В полдень я приготовила суп и решила отнести его в комнату Зулемы; я надеялась, что мне удастся покормить ее хотя бы с ложечки, но у меня самой подкашивались ноги и дрожали руки, и в итоге я еще на кухне перевернула тарелку и пролила суп на пол. Вскоре стало ясно, что нам с хозяйкой в тот день будет не до еды: так и не придя в себя после ночи ожидания, она встала с постели, но не смогла даже выйти из комнаты; она раскачивалась из стороны в сторону с закрытыми глазами и что-то монотонно бормотала себе под нос. Неожиданно это неразборчивое бормотание сменилось пронзительным жалобным криком, похожим на плач раненой сирены.
— Успокойтесь! Камаль не вернется. Если вы не можете без него жить, отправляйтесь его искать. Любого человека можно разыскать, если очень хотеть. Другого способа нет. Вы меня слышите, сеньора? — От страха я даже схватила ее за плечи и несколько раз сильно тряхнула; мне хотелось вывести хозяйку из ее мучительного состояния.
Зулема мне не ответила; в тот день у нее частично отшибло память, по крайней мере испанский она забыла начисто, и больше никто не слышал от нее ни слова на этом языке. В конце концов мне удалось снова уложить ее в постель, и, когда она успокоилась, я прилегла рядом с ней, напряженно прислушиваясь к ее дыханию. В итоге мы так и уснули, прижавшись друг к другу, обе — каждая по-своему — измученные и выбившиеся из сил. Такими нас и увидел Риад Халаби, когда вернулся домой вскоре после полуночи. Его фургончик был доверху набит новыми товарами для магазина, а кроме того, он, как человек заботливый, не забыл про подарки для своих близких: жене он привез кольцо с топазом, мне — платье из органзы, а Камалю — две рубашки.
— Что у вас тут случилось? — не на шутку испуганный повисшей в доме печалью и предчувствием несчастья, спросил он.
— Камаль ушел, — не без труда пробормотала я.
— Как ушел? Куда?
— Не знаю.
— Он же мой гость, он не может уйти просто так, не предупредив меня, не попрощавшись…
— Зулеме очень плохо.
— Похоже, тебе еще хуже, дочка. У тебя, наверное, температура.

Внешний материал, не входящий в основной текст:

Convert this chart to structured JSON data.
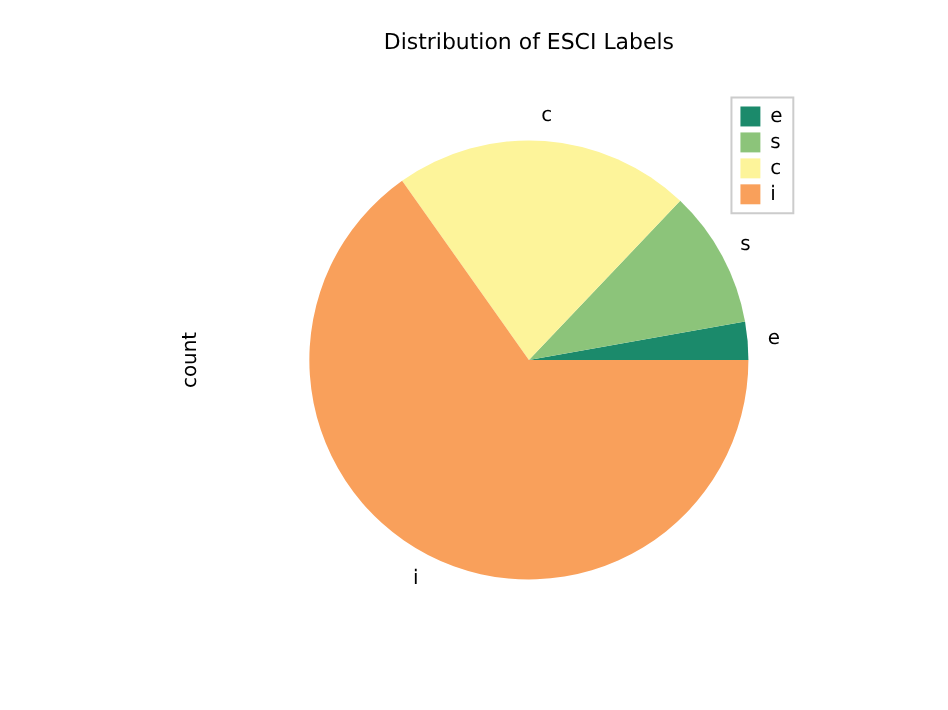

Он укутал меня как можно теплее, и мне полегчало: вместе с потом из меня вышел страх, лихорадка унялась, температура спала, появился аппетит; что же касается Зулемы, то стало понятно, что ее болезнь куда серьезнее и излечиться от нее будет не так просто. Заболела она от любви — это было понятно всем, за исключением ее мужа; он не желал этого понимать и видеть, он отказывался связывать внезапное исчезновение Камаля с болезнью своей жены. Он не спрашивал, что случилось в его отсутствие, наверное, потому, что догадывался, каким будет ответ, но одно дело — догадываться, а другое — знать. Добейся он от кого-нибудь подтверждения правильности своих предположений, и ему пришлось бы мстить как изменнице-жене, так и предателю-родственнику, а он, как можно догадаться, был слишком жалостлив и мягкосердечен — ему совсем не хотелось отрезать жене груди, а затем разыскивать ее любовника хоть на другом конце света, чтобы отрезать ему гениталии и засунуть в рот, как того требовали традиции предков.